A judgment creditor of Lon challenged a complicated property transfer between the siblings in order to recover against him. He requested the court to vacate deeds executed by Clara, who was married to Alfred J. Gibbs. The creditor lost both in state court and on appeal to the federal courts (Perkins v Gibbs et al). By this time Clara had become a resident of a Wisconsin insane asylum, where she died many years later — quite a reversal of circumstances for the family of upstanding millionaire Reuben Whiteman. But then, he had always settled his wife Rebecca’s account with local shops when she “forgot” to pay.
Lon’s illegal escapades appear to have become his way of life after his political defeat in the 1892 election. He actively supported President Cleveland’s bid for a second nonconsecutive term, hoping perhaps for a patronage reward. However, soon he found himself in trouble at the local social club where he was known to pay off gambling debts with bad paper. (A colleague in gambling there was former Hamilton contemporary Robert J. Knox, Class of 1880.) So Whiteman left Duluth around 1893 seeking better luck at the Chicago card tables and wheat markets.
Back east, he was accused of forging a signature to pay off a lost wager at the Monmouth Race Track in New Jersey. The American Banking Association used the Pinkerton Agency to track down those committing crimes against its members. Whiteman usually avoided the grasps of that private agency. The Pinkertons, father and son, seemed to have made a career of tailing the elusive Whiteman, who frequently took refuge in his hometown of Dansville, where his neighbors defended him consistently against the unofficial law enforcement.

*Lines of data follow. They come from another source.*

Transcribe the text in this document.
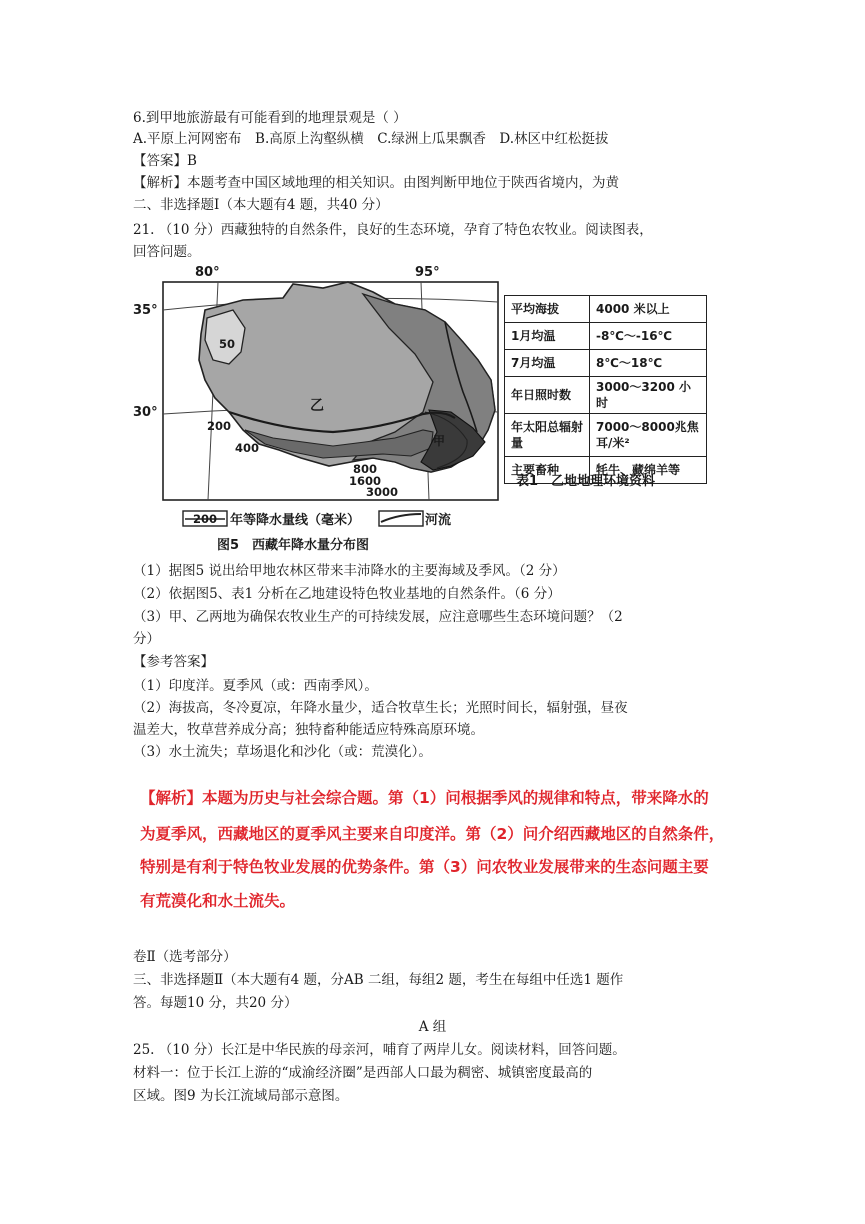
6.到甲地旅游最有可能看到的地理景观是（ ）
A.平原上河网密布　B.高原上沟壑纵横　C.绿洲上瓜果飘香　D.林区中红松挺拔
【答案】B
【解析】本题考查中国区域地理的相关知识。由图判断甲地位于陕西省境内，为黄
二、非选择题Ⅰ（本大题有4 题，共40 分）
21. （10 分）西藏独特的自然条件，良好的生态环境，孕育了特色农牧业。阅读图表，
回答问题。
80°	95°
35°
30°
50
200
400
800
1600
3000
乙
甲
200 年等降水量线（毫米）	河流
图5　西藏年降水量分布图
平均海拔	4000 米以上
1月均温	-8℃～-16℃
7月均温	8℃～18℃
年日照时数	3000～3200 小时
年太阳总辐射量	7000～8000兆焦耳/米²
主要畜种	牦牛、藏绵羊等
表1　乙地地理环境资料
（1）据图5 说出给甲地农林区带来丰沛降水的主要海域及季风。（2 分）
（2）依据图5、表1 分析在乙地建设特色牧业基地的自然条件。（6 分）
（3）甲、乙两地为确保农牧业生产的可持续发展，应注意哪些生态环境问题？（2
分）
【参考答案】
（1）印度洋。夏季风（或：西南季风）。
（2）海拔高，冬冷夏凉，年降水量少，适合牧草生长；光照时间长，辐射强，昼夜
温差大，牧草营养成分高；独特畜种能适应特殊高原环境。
（3）水土流失；草场退化和沙化（或：荒漠化）。
【解析】本题为历史与社会综合题。第（1）问根据季风的规律和特点，带来降水的
为夏季风，西藏地区的夏季风主要来自印度洋。第（2）问介绍西藏地区的自然条件，
特别是有利于特色牧业发展的优势条件。第（3）问农牧业发展带来的生态问题主要
有荒漠化和水土流失。
卷Ⅱ（选考部分）
三、非选择题Ⅱ（本大题有4 题，分AB 二组，每组2 题，考生在每组中任选1 题作
答。每题10 分，共20 分）
A 组
25. （10 分）长江是中华民族的母亲河，哺育了两岸儿女。阅读材料，回答问题。
材料一：位于长江上游的“成渝经济圈”是西部人口最为稠密、城镇密度最高的
区域。图9 为长江流域局部示意图。
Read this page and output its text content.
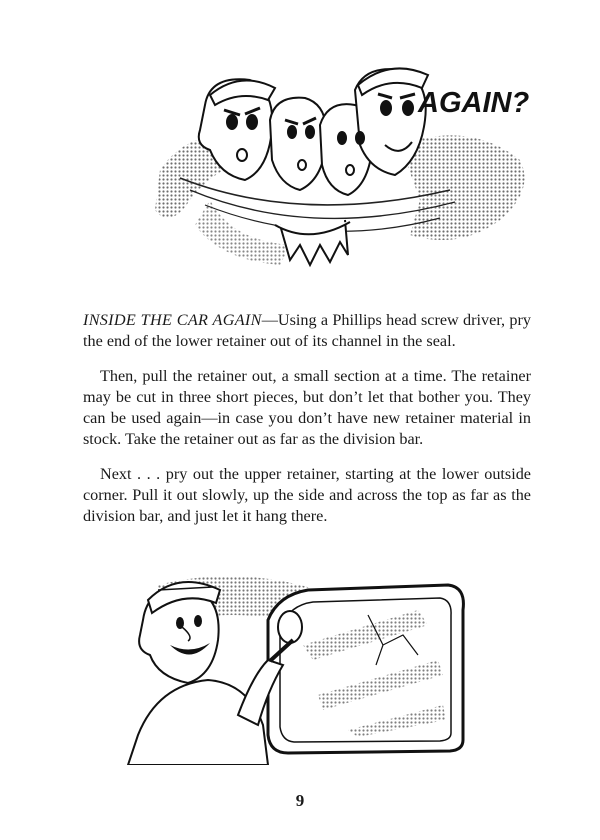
AGAIN?

INSIDE THE CAR AGAIN—Using a Phillips head screw driver, pry the end of the lower retainer out of its channel in the seal.

Then, pull the retainer out, a small section at a time. The retainer may be cut in three short pieces, but don’t let that bother you. They can be used again—in case you don’t have new retainer material in stock. Take the retainer out as far as the division bar.

Next . . . pry out the upper retainer, starting at the lower outside corner. Pull it out slowly, up the side and across the top as far as the division bar, and just let it hang there.

9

One story has Lon escaping through a rail car window while being escorted by officers to Buffalo for trial. Another time he convinced Dansville neighbors, including a church pastor, that he was present in the community despite the fact that he was purportedly passing forged checks in New York City, a day’s train ride away. He accomplished this by having a merchant write an incorrect date on a receipt and by learning everything said in a public talk given on an evening when he was actually miles away. According to a story in The DEKE Quarterly, his successful defense was provided pro bono by a fraternity brother. Toward the end of his career of crime, with his aged mother he joined a Midwestern cult of “flat-world believers,” passing himself off as an evangelist and, not surprisingly, making off with the collection.
The formerly handsome millionaire’s son became ill after spending time in several New York prisons. Afflicted with epilepsy, his palsied hands could no longer forge signatures. He became a middleman for younger criminals. According to a long article in the Auckland Star dated March 8, 1918, he was caught trying to return for a reward bonds stolen by others. Along with Knox, the article reported that he was wanted in London and Mexico City. He received two years in the Atlanta federal prison. After release, he died in Georgia in 1921.
Observers of the flamboyant Whiteman often remarked on his elocution and writing style. He gave speeches in Dansville, where he stayed with his mother while living off the country’s financial institutions. He often used his legal training to defend himself. And, of course, the excellence in written and spoken word reflected those uniquely required courses at Hamilton in 1880 — and in the 1950s when I was a student.
William S. Easton ’58 is a retired attorney living in Port Huron, Mich. He has written for historical magazines in Michigan and is a regular contributor for a regional monthly newspaper.